Macek J, Klíma J, Ptácek P
Pharmakl s.r.o., Seydlerova 2451, CZ-15800 Prague 13, Czech Republic.
J Chromatogr B Analyt Technol Biomed Life Sci. 2007 Jun 1;852(1-2):282-7. doi: 10.1016/j.jchromb.2007.01.026. Epub 2007 Feb 1.

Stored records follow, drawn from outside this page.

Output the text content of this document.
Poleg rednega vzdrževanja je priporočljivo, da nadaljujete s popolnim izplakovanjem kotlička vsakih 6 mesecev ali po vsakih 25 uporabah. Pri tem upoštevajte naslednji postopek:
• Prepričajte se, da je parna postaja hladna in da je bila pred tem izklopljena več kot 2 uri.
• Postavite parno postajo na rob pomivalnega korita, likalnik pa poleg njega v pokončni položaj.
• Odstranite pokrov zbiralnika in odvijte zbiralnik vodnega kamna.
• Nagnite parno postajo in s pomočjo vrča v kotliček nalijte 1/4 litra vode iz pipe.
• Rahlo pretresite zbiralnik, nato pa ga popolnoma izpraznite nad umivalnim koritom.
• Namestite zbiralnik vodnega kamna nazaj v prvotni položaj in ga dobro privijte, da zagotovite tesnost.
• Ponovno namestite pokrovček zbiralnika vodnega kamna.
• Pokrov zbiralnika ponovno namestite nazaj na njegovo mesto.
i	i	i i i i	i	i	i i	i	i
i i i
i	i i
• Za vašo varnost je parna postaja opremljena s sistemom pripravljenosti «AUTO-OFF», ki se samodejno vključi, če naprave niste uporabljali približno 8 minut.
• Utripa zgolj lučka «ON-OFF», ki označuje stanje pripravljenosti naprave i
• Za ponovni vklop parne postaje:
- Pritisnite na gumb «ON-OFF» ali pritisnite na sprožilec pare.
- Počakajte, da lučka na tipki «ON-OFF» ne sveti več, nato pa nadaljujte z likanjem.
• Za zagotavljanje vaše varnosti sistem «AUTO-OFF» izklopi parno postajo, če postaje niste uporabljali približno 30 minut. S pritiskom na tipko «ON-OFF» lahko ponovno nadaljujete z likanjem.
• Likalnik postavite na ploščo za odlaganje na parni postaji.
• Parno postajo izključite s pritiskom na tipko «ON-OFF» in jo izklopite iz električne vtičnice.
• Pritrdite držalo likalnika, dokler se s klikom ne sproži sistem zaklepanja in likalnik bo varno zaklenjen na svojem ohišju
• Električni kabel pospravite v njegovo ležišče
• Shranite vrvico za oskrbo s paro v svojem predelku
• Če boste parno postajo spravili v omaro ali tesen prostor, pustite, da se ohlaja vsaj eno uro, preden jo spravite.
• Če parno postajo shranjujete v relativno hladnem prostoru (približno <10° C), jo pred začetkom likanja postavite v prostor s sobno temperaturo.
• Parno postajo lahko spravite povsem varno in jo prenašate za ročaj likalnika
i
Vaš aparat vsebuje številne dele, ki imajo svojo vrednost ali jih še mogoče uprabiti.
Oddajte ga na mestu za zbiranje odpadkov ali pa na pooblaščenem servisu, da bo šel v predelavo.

A rapid, sensitive and reliable method was developed to quantitate omeprazole in human plasma using liquid chromatography-tandem mass spectrometry. The assay is based on protein precipitation with acetonitrile and reversed-phase liquid chromatography performed on an octadecylsilica column (55 mm x 2mm, 3 microm particles), the mobile phase consisted of methanol-10 mM ammonium acetate (60:40, v/v). Omeprazole and flunitrazepam, the internal standard, elute at 0.80+/-0.10 min with a total run time 1.35 min. Quantification was through positive ion mode and selected reaction monitoring mode at m/z 346.1-->197.9 for omeprazole and m/z 314.0-->268.0 for flunitrazepam, respectively. The lower limit of quantitation was 1.2 ng/ml using 0.25 ml of plasma and linearity was observed from 1.2 to 1200 ng/ml. Within-day and between-day precision expressed by relative standard deviation was less than 5% and inaccuracy did not exceed 12%. The assay was applied to the analysis of samples from a pharmacokinetic study.
建立了一种快速、灵敏且可靠的方法,采用液相色谱-串联质谱法测定人血浆中的奥美拉唑。该测定法基于用乙腈进行蛋白质沉淀,并在十八烷基硅胶柱(55 mm×2mm,3微米颗粒)上进行反相液相色谱,流动相由甲醇-10 mM醋酸铵(60:40,v/v)组成。奥美拉唑和内标氟硝西泮在0.80±0.10分钟洗脱,总运行时间为1.35分钟。定量通过正离子模式和选择反应监测模式进行,奥美拉唑的质荷比为m/z 346.1→197.9,氟硝西泮的质荷比为m/z 314.0→268.0。使用0.25 ml血浆时定量下限为1.2 ng/ml,在1.2至1200 ng/ml范围内观察到线性关系。日内和日间精密度以相对标准偏差表示小于5%,误差不超过12%。该测定法应用于药代动力学研究样品的分析。